Adam Smith famously described the manufacturing of a pin as being divided into 18 distinct operations; drawing the wire, straightening it, cutting it, pointing it, grinding it, etc.
He noted that a solitary worker attempting every step themselves could barely make 20 pins a day. But by splitting the process into specialised roles, a factory could produce 48,000.
For the last twenty years, the "Full Stack Engineer" has essentially been that solitary, pre-industrial artisan. We glorified the hustle but the reality was inefficient. We were one person trying to perform 18 different specialised tasks like writing logic, writing tests, debugging, documenting, migrating databases and managing config.

The Cursor Era (2025)
When AI coding assistants became mainstream in 2025, they didn't change the structure of the work. They just gave the artisan power tools.
"Straightening the wire" (boilerplate) became instant. "Pointing the pin" (refactoring) took seconds.

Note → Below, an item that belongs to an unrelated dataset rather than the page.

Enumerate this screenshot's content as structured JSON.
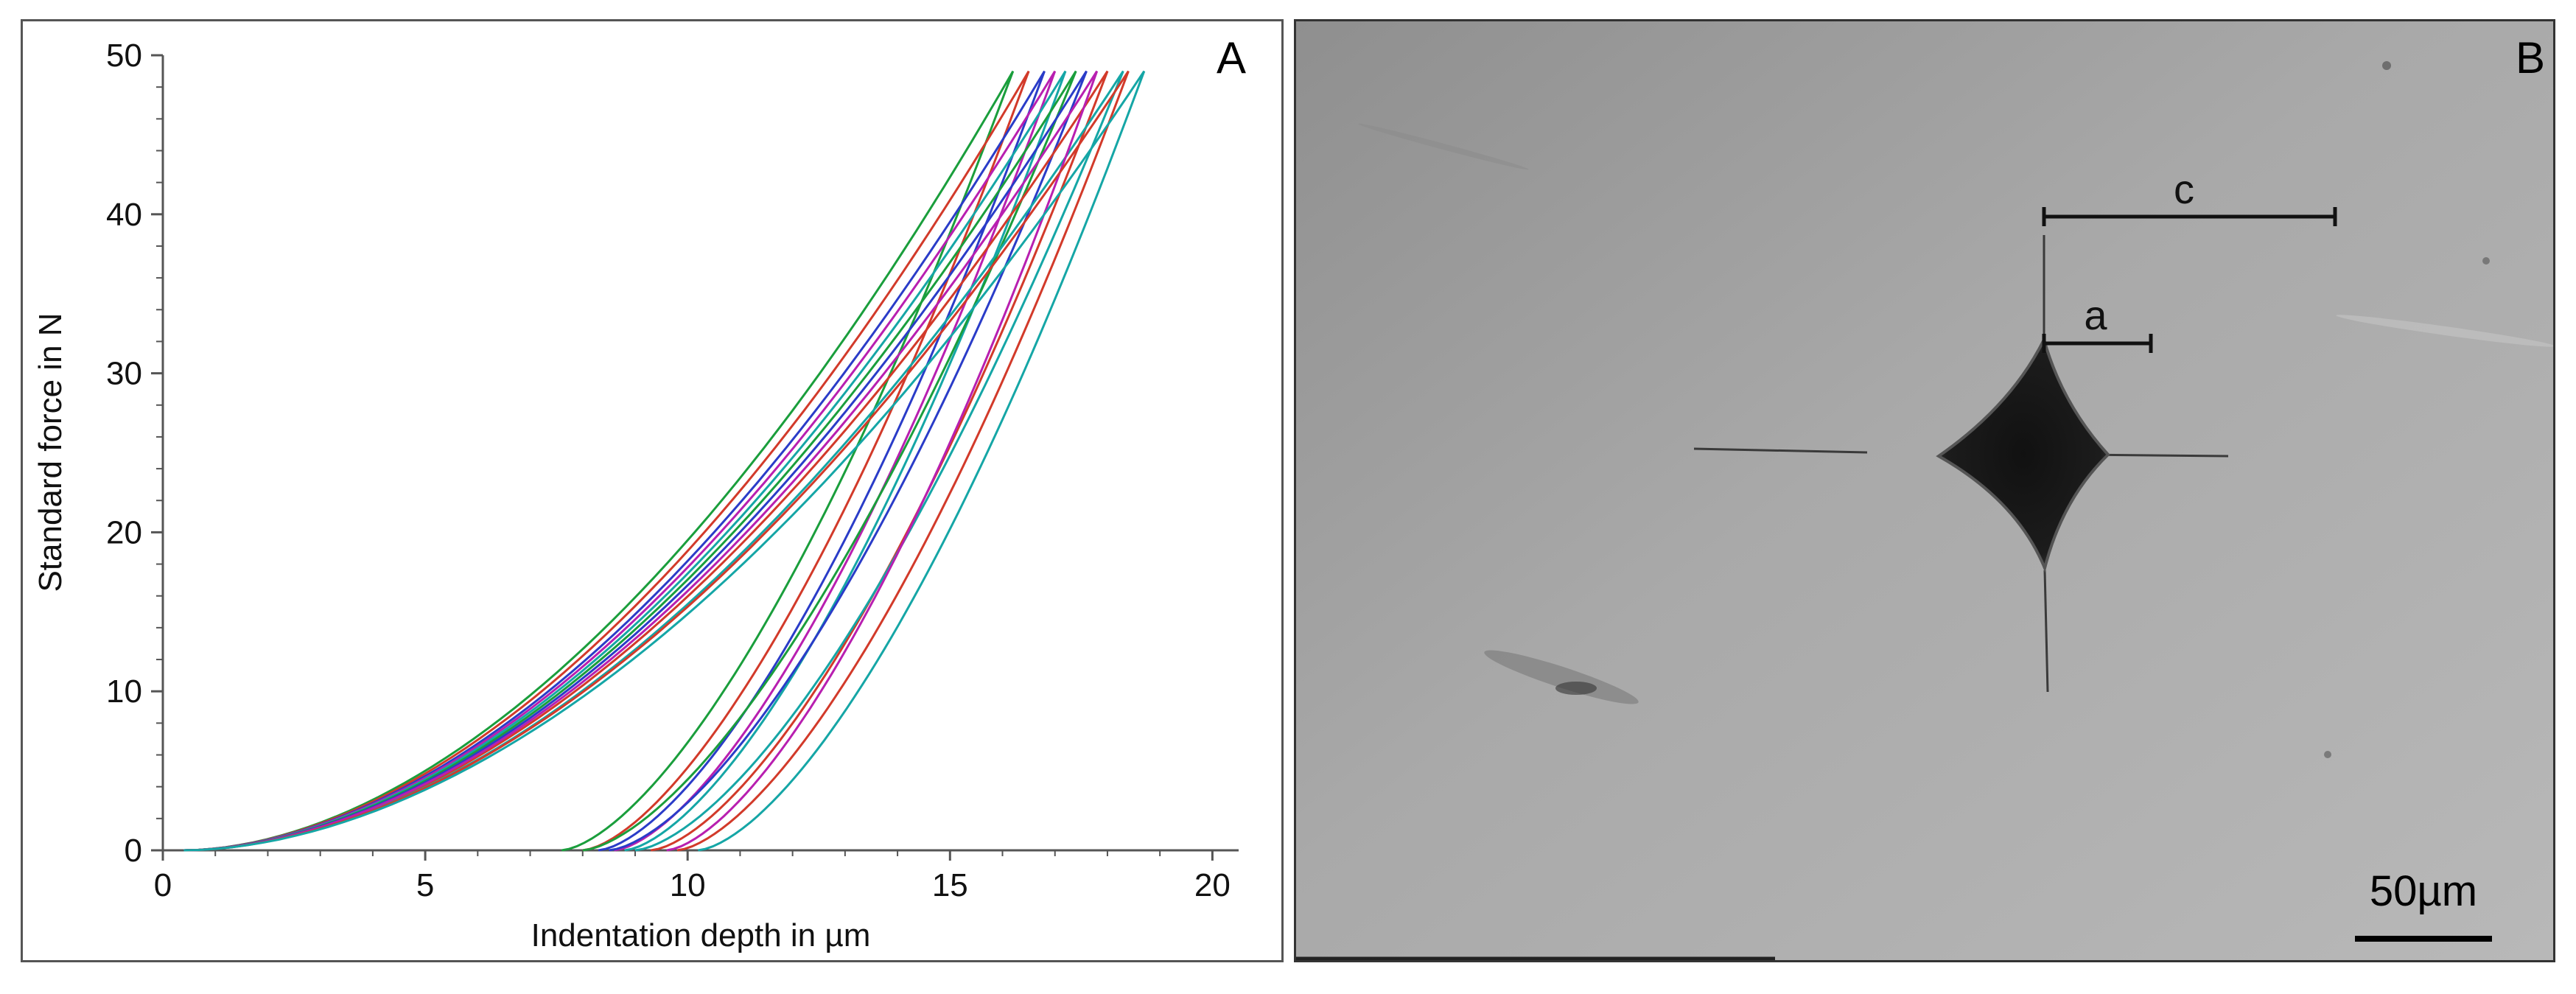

I saw huge productivity gains here but the constraint remained. I was still the bottleneck. It was a multi-task flow with me as the frantic orchestrator, tabbing through suggestions and managing the diffs.
The Claude Code Era (2026)
My recent experience with agentic tools in 2026 marks the shift to the true Pin Factory model.
We are finally getting the division of labour Smith wrote about, only we aren't hiring more people. We are spinning up agents. The AI is beginning to handle the original 18 tasks independently and it is the start of an automated factory line.
This doesn't mean the human leaves the building. It means our job description changes fundamentally.
If the AI handles the 18 tasks of "making the pin", we are left with the new, 19th task: Factory Orchestration.
For the gamers out there, it's the difference between mining coal by hand and playing Factorio. You stop worrying about the individual unit and start worrying about the system. You have to focus on hooking up the machines so the output of the "Architect Agent" feeds perfectly into the "Testing Agent" and ensures nothing falls off the conveyor belt.
The era of the solitary artisan is ending. The era of the Systems Architect is just beginning.